Publié le 20 Mar 2017 - 21:16
AL MAKHTOUM

L’intellectuel organique de la classe maraboutique (Par Fatou Sow Sarr)

 

Ce 15 mars, à l’annonce de la disparition de Serigne Cheikh, le Professeur Hamidou Dia m’a appelée pour me présenter ’’ses condoléances’’ en souvenir d’un débat que nous avions eu en 1987, venant de la Hollande, en route vers le Luxembourg. Avec des amis gauchistes et contestataires, nous avions eu des échanges houleux sur Serigne Cheikh. Mes arguments à moi je les tirais de la source à laquelle j’ai été nourrie : la foi d’une famille en cet homme. Mes amis, eux, n’avaient que les certitudes d’une doctrine marxiste qu’ils finiront d’ailleurs par abandonner et  je les avais invités, en tant qu’universitaires, à plus de rigueur dans la démarche, car aucun d’entre nous ne connaissait réellement la pensée de l’homme en question.

Depuis cette date, grâce à un moustarchidine, nommé Ousseynou Sarr, j’ai accumulé des matériaux sur l’homme. J’ai collectionné toutes les cassettes de ses conférences. Grâce à cette proximité virtuelle avec l’homme, par sa pensée, pendant une trentaine d’année, j’ai pu apprendre, au-delà de l’aimer, à respecter l’intellectuel intemporel, au savoir immense et d’une extraordinaire lucidité. Homme politique, homme de sciences, homme de culture, homme de lettres, il était devenu le défenseur de tous les droits : droit des femmes, des talibés, de l’environnement ; droit à la santé, au savoir, etc.

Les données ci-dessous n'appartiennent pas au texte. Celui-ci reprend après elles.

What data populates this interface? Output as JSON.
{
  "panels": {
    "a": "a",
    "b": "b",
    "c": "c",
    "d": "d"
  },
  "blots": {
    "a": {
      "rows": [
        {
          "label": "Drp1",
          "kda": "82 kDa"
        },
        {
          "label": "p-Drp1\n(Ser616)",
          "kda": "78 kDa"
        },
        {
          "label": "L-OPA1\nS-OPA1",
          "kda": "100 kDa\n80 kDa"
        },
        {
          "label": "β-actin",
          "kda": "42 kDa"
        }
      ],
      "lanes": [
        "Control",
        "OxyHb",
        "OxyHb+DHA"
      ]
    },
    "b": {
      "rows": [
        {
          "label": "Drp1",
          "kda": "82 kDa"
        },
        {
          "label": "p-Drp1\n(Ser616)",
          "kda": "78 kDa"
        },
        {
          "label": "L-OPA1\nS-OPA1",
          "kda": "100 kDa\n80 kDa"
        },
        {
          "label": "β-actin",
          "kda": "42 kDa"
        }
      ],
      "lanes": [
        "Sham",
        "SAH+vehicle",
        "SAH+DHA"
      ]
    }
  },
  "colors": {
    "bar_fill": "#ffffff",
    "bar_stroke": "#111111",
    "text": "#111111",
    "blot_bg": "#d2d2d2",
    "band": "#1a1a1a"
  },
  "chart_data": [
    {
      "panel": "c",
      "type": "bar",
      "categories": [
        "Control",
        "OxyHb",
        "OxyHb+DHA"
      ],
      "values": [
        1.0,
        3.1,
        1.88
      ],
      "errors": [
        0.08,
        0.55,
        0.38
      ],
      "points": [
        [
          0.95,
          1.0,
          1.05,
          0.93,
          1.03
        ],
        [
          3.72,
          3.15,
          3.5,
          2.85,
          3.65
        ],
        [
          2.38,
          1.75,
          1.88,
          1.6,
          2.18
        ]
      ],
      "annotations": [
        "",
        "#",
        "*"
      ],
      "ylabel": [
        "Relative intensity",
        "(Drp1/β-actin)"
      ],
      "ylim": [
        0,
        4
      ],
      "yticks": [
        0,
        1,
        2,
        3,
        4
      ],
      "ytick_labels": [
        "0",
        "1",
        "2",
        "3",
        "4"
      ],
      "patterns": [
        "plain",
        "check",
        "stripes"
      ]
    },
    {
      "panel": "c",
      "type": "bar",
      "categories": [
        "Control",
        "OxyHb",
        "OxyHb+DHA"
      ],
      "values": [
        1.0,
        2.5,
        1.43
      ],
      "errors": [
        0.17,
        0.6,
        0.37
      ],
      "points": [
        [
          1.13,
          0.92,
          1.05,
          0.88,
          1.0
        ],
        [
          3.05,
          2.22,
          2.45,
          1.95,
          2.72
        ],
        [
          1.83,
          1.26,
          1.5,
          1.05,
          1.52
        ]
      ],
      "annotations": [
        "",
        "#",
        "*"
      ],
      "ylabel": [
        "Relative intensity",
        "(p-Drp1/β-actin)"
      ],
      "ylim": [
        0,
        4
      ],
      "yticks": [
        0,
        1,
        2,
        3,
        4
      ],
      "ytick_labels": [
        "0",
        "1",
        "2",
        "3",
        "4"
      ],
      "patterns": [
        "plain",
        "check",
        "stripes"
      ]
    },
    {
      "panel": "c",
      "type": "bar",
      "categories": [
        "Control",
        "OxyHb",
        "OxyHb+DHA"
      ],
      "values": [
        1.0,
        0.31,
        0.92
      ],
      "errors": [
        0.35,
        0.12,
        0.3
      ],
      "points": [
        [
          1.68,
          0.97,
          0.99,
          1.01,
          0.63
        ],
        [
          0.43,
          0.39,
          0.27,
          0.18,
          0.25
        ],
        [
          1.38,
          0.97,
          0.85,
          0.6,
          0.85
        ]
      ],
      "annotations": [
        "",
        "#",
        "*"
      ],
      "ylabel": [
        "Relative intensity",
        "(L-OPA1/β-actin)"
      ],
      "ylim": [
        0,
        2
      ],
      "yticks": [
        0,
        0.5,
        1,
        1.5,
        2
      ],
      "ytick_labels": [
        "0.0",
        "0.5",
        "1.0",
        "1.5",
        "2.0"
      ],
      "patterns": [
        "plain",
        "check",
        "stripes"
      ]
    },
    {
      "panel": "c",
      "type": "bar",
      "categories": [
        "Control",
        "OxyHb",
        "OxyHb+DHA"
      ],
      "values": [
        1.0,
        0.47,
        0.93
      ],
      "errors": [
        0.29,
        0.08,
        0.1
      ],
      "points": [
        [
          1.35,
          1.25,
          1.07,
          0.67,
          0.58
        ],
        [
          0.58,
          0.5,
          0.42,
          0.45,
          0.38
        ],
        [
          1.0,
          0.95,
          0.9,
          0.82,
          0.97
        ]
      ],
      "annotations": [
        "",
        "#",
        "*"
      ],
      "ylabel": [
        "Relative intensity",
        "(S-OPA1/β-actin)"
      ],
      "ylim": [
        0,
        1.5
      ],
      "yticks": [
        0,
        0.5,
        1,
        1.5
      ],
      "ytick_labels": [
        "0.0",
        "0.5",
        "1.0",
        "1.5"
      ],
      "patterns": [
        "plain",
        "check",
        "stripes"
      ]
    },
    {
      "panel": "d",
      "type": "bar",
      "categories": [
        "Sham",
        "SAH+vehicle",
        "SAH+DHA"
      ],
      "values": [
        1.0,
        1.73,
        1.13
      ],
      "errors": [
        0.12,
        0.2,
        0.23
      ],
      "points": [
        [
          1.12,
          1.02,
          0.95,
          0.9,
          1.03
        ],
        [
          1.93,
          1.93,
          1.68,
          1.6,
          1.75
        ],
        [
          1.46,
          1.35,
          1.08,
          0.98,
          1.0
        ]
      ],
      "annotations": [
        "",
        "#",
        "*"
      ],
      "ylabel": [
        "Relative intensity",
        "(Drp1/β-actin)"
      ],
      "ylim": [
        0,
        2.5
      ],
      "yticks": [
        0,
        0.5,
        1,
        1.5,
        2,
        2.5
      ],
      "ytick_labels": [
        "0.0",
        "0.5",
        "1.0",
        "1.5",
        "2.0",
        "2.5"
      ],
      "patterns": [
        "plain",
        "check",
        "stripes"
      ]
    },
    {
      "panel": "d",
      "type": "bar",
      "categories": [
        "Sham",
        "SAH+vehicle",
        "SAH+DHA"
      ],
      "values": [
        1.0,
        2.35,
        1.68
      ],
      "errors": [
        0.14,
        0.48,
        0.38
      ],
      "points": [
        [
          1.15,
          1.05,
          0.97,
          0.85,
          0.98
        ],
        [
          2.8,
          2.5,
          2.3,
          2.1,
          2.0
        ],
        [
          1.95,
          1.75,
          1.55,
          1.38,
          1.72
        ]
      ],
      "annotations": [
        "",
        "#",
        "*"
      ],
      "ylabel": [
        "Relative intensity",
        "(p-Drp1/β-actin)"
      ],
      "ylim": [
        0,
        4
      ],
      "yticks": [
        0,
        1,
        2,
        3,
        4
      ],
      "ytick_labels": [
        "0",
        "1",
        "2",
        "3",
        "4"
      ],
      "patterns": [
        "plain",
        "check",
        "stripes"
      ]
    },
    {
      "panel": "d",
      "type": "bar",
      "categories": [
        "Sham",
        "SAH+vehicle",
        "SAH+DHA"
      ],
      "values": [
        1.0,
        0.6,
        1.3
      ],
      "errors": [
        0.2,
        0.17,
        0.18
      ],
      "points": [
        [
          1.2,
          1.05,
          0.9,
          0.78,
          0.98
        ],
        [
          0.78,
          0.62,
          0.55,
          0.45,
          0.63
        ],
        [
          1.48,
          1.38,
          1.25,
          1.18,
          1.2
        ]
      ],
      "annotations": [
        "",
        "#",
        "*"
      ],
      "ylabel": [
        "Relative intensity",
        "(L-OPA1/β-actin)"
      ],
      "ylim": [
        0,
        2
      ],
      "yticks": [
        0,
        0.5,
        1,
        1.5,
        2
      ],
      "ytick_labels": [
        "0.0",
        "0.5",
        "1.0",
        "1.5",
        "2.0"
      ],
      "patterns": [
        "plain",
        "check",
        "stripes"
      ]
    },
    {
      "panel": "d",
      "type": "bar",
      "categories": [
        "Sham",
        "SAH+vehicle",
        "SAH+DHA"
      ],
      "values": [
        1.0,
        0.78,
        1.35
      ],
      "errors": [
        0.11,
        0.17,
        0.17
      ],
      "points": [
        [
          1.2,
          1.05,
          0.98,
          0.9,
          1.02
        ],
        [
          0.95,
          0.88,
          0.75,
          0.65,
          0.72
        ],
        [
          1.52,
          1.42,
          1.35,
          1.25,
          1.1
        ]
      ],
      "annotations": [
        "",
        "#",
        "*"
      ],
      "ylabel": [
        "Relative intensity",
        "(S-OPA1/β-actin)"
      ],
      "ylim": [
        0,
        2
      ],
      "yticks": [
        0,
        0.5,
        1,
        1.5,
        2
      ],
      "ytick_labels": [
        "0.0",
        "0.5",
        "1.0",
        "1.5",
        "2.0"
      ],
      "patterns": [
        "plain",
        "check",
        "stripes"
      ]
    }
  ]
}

Cet homme à la pensée puissante, par son immense production intellectuelle est devenu mon inspirateur, la source à laquelle je m’abreuve. Il m’a enseigné le vrai sens de la liberté qui n’est rien d’autre que la soumission à Dieu, exclusivement à Dieu : seul moyen de briser les chaines que sont l’argent, le pouvoir, le statut social, etc.

Cheikh Ahmed Tidiane Sy était un des rares penseurs à pouvoir définir avec précision le rôle du marabout dans la cité, dont la spiritualité ne signifie pas un repli frileux mais une ouverture courageuse au monde. C’est en cela qu’il a été un intellectuel organique et même si comparaison n’est pas raison, Cheikh a été l’Instituteur du siècle, car il a instruit tout un peuple, comme l’ont fait d’autres tels que l’iman Al-Ghazâlî  dans la Perse du 12eme siècle ou ailleurs en Mésopotamie.

Il avait prédit que les jeunes allaient se ruer vers la religion mais en ajoutant ceci : trouveront-ils des gens pour les guider ? Pour ma part, sa vie et l’œuvre qu’il nous laisse constituent un précieux guide méthodologique, que nous avons l’obligation de vulgariser pour en faire un viatique pour les jeunes. Il sera leur guide pour l’éternité.

Je voudrais présenter mes condoléances à l’humanité toute entière car Cheikh Ahmed Tidiane Sy ne s’adressait pas seulement aux musulmans mais à l’homme universel. Je voudrais présenter mes condoléances à toutes les créatures du Seigneur avec qui il était en interaction, ce que dans notre infinie ignorance nous ne savions pas, car c’est tout l’univers qui s’est joint à nous, pour rendre hommage à cet élu de Dieu.

Je présente mes condoléances au Khalife Général des Tidianes, Serigne Abdoul Aziz Sy Al amine, à Serigne Mouhamadou Moustapha Sy et à tous les Moustarchidines.